O agente Mona foi encarregado de toda a montagem. Ele contratou serviços de eletricidade e internet, obteve permissões para criar uma área externa e contatou fornecedores de pão e confeitaria. Durante o processo, enfrentou entraves com o BankID, sistema de identificação sueco, o que levou a contratar empresas que não exigiam esse requisito.
Para as licenças de funcionamento, Mona precisou de intervenções humanas para realizar login em etapas críticas. A iniciativa já havia sido testada anteriormente, quando um agente semelhante gerenciou uma máquina de vendas automáticas, com resultados ruins. O projeto atual é visto como uma evolução, com avaliações de desempenho ainda em andamento.
A reportagem aponta que Mona mostrou competência na organização inicial, mas há dúvidas sobre o controle de inventário e gestão de estoque, áreas cruciais para a sustentabilidade financeira.
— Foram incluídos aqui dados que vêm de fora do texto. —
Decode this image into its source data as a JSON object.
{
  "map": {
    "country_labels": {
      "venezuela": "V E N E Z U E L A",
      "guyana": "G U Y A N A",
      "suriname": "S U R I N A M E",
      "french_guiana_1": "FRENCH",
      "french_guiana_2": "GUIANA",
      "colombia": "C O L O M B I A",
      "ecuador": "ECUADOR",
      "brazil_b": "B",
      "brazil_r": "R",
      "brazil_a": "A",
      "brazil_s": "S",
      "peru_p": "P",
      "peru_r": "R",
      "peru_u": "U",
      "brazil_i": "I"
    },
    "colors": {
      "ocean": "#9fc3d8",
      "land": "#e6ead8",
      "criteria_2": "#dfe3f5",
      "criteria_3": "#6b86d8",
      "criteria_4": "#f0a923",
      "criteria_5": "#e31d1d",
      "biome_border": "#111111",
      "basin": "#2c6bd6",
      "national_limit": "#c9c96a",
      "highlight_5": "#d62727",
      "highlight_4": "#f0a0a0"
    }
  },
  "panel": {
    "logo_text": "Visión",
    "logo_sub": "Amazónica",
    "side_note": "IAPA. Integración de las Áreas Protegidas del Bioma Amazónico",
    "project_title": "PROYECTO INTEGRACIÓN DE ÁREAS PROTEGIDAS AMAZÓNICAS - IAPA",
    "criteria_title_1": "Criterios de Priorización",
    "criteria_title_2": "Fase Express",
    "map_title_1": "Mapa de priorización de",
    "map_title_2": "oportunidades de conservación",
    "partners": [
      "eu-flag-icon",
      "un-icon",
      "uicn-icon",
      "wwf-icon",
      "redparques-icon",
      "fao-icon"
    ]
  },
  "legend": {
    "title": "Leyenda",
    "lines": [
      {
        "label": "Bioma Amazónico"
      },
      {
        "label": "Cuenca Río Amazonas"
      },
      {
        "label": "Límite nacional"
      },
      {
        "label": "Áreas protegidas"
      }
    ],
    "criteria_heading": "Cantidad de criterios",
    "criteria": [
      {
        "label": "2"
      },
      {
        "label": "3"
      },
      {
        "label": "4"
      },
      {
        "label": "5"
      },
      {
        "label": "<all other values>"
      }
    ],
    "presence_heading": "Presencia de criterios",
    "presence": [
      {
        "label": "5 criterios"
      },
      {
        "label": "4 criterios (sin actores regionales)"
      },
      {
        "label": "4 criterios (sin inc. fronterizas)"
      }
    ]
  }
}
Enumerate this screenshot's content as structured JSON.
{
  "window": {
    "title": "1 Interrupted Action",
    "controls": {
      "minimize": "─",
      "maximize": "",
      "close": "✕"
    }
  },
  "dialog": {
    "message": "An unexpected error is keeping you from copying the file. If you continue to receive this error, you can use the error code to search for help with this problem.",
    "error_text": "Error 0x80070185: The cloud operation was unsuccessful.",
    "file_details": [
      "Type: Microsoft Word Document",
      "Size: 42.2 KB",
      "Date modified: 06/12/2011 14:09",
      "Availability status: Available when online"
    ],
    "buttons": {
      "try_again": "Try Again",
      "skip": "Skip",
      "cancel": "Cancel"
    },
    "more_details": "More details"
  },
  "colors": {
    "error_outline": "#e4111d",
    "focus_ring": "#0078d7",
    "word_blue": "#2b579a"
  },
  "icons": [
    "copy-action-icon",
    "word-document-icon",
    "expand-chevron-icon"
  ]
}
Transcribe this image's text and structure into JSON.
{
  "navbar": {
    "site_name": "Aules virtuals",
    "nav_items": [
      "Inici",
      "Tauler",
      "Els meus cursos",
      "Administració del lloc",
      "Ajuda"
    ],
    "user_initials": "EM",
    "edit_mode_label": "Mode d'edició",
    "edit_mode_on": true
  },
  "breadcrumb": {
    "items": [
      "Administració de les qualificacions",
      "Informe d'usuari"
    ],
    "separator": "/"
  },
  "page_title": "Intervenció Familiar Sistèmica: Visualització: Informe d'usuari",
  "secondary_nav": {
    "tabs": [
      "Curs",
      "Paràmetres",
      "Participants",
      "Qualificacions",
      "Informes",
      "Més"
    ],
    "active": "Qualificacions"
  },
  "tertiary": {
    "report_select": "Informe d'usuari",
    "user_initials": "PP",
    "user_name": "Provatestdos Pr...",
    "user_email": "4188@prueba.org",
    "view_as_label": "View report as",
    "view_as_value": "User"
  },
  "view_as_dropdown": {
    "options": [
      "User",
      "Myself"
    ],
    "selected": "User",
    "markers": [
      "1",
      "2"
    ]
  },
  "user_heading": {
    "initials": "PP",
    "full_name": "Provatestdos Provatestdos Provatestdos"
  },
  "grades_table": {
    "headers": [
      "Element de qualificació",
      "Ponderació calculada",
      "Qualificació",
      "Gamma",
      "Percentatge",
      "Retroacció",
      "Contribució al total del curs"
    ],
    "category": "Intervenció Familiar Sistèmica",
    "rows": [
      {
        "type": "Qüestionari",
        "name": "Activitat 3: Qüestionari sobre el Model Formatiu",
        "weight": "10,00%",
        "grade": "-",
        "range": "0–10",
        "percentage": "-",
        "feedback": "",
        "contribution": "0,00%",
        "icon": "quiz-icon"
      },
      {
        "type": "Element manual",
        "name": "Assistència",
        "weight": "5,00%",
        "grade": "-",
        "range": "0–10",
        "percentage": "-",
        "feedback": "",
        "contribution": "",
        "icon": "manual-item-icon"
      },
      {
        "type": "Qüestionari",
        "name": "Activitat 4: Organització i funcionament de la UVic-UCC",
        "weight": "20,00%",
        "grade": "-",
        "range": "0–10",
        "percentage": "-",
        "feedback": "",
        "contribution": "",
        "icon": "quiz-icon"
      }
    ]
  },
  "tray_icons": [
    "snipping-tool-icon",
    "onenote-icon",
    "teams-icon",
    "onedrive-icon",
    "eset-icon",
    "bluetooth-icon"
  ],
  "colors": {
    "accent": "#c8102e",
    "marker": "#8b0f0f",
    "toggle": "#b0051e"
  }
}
A empresa afirma acompanhar de perto o fluxo de caixa e ajustes operacionais que possam evitar desperdícios.
O caso levanta questões sobre o papel da IA no varejo: até que ponto um agente autônomo pode assumir funções administrativas sem supervisão humana efetiva? A Andon Labs não detalha planos de continuidade, apenas reforça a monitorização do desempenho da unidade.
Acompanham a cobertura informações sobre a evolução do negócio, custos operacionais e métricas de rentabilidade, com base no que já foi implementado e nos próximos passos definidos pela startup. A fonte dos dados é a própria Andon Labs, conforme apurado pela imprensa especializada.